Recherche du bien-être

Dans ce contexte, le G15+, un collectif regroupant des leaders des milieux économiques, environnementaux, syndicaux et culturels, invite les gouvernements à adopter une nouvelle approche centrée sur la recherche du bien-être. Simple slogan ? Aucunement. Il s’agit plutôt d’une démarche visant à favoriser des politiques ayant un effet positif sur les éléments constitutifs du bien-être d’une société.

À cet égard, la proposition du G15+, qui invite le gouvernement du Québec à offrir un soutien direct aux municipalités avant-gardistes souhaitant réaliser des projets d’aménagement adaptés au climat, illustre parfaitement la philosophie consistant à replacer le bien-être au coeur des politiques publiques.

En effet, le développement d’écoquartiers, conjugué à la réalisation de projets de requalification urbaine (ex. : décontamination de sites industriels) et de consolidation des milieux de vie déjà existants, apparaît comme un moyen efficace d’agir positivement sur une multitude de leviers du bien-être collectif et individuel.

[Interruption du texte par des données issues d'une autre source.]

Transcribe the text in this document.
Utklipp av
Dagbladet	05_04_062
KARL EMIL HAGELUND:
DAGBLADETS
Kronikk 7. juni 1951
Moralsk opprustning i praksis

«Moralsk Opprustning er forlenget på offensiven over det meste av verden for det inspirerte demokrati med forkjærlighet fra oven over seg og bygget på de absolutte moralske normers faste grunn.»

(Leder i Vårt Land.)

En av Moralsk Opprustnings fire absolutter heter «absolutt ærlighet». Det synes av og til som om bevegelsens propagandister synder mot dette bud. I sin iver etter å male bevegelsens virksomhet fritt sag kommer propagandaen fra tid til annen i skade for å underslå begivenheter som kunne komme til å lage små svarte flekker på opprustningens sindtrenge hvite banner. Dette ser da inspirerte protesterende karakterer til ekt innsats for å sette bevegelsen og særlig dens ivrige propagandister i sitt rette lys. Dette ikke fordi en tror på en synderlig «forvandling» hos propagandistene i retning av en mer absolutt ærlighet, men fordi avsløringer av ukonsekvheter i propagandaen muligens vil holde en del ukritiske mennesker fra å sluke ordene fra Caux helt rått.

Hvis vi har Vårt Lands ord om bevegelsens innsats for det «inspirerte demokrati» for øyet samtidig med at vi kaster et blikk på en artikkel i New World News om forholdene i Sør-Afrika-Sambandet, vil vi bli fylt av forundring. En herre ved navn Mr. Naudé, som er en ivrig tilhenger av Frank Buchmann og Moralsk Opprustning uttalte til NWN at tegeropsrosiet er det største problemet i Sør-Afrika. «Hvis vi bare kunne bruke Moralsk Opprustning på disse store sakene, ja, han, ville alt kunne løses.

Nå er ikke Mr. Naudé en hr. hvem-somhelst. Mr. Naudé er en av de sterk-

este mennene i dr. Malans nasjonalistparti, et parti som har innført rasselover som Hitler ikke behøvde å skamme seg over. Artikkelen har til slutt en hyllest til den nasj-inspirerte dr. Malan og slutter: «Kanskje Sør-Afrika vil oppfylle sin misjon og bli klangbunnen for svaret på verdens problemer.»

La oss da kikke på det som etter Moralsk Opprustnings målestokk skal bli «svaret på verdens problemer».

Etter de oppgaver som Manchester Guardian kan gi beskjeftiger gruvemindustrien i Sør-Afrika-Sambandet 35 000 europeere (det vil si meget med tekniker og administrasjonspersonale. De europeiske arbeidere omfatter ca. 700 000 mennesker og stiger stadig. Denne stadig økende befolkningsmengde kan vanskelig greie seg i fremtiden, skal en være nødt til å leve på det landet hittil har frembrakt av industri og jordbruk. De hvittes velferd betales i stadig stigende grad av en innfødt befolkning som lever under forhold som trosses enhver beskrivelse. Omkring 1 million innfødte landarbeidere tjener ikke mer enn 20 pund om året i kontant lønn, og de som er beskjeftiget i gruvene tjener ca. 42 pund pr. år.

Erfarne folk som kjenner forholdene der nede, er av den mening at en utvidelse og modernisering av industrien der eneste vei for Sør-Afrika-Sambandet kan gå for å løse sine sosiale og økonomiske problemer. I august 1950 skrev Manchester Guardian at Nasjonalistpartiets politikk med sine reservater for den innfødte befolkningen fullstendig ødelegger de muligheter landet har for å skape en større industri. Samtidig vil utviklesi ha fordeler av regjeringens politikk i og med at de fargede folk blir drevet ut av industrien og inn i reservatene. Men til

Parmi les indicateurs de bien-être concernés, pensons à la croissance de l’offre de logements abordables, l’amélioration de la qualité de l’air, l’augmentation de l’indice de circularité de l’économie, la réduction du temps de trajet pour se rendre au travail, la croissance de l’offre de transport collectif ou l’accès à un espace vert à proximité de la maison.

Le Plan pour une économie verte (PEV) qualifie d’ailleurs l’aménagement du territoire de « puissant outil d’intervention qui a un effet direct sur la résilience aux changements climatiques ». Néanmoins, la récente mise à jour du PEV ne prévoit toujours aucune mesure de financement au développement d’écoquartiers. Or, l’annonce d’investissements des trois ordres de gouvernement pour enfin lancer le projet d’écoquartier Namur-Hippodrome, où 20 000 nouveaux logements seront construits, dont 10 000 seront abordables, a suscité un énorme enthousiasme ce printemps. Des bonnes nouvelles comme celle-là, il faudrait en annoncer plusieurs par année, et dans toutes les régions du Québec !

Ce faisant, le G15+ joint sa voix au milieu municipal, qui a pris la parole par l’entreprise d’une quarantaine de maires et mairesses, pour inviter le gouvernement du Québec à mettre en place un programme d’appui à la réalisation de projets d’aménagements urbains adaptés au climat. Les crises multiples auxquelles nous faisons face nous obligent à apprendre à construire beaucoup plus de logements pour répondre à des besoins variés tout en respectant nos écosystèmes. Ne perdons pas de vue l’ampleur des effets que l’aménagement de notre milieu de vie peut avoir sur notre bien-être individuel et collectif.

Cosignataires

Martin Vaillancourt, directeur général du Regroupement des conseils régionaux de l’environnement du Québec (RNCREQ); Nathalie Prud’homme, présidente de l’Ordre des urbanistes du Québec; Marc-André Viau, directeur des relations gouvernementales chez Équiterre; Béatrice Alain, directrice générale du Chantier de l’économie sociale; Karl Blackburn, président et chef de la direction du Conseil du patronat du Québec; Denis Bolduc, secrétaire général de la Fédération des travailleurs et travailleuses du Québec (FTQ); Andréanne Brazeau, analyste principale des politiques à la Fondation David Suzuki; Nancy Croussette, directrice générale par intérim de l’Association des groupes de ressources techniques du Québec (AGRTQ); Isabelle Dubé-Côté, présidente et cheffe de la direction d’Écotech Québec; Christian Savard, directeur général de Vivre en Ville.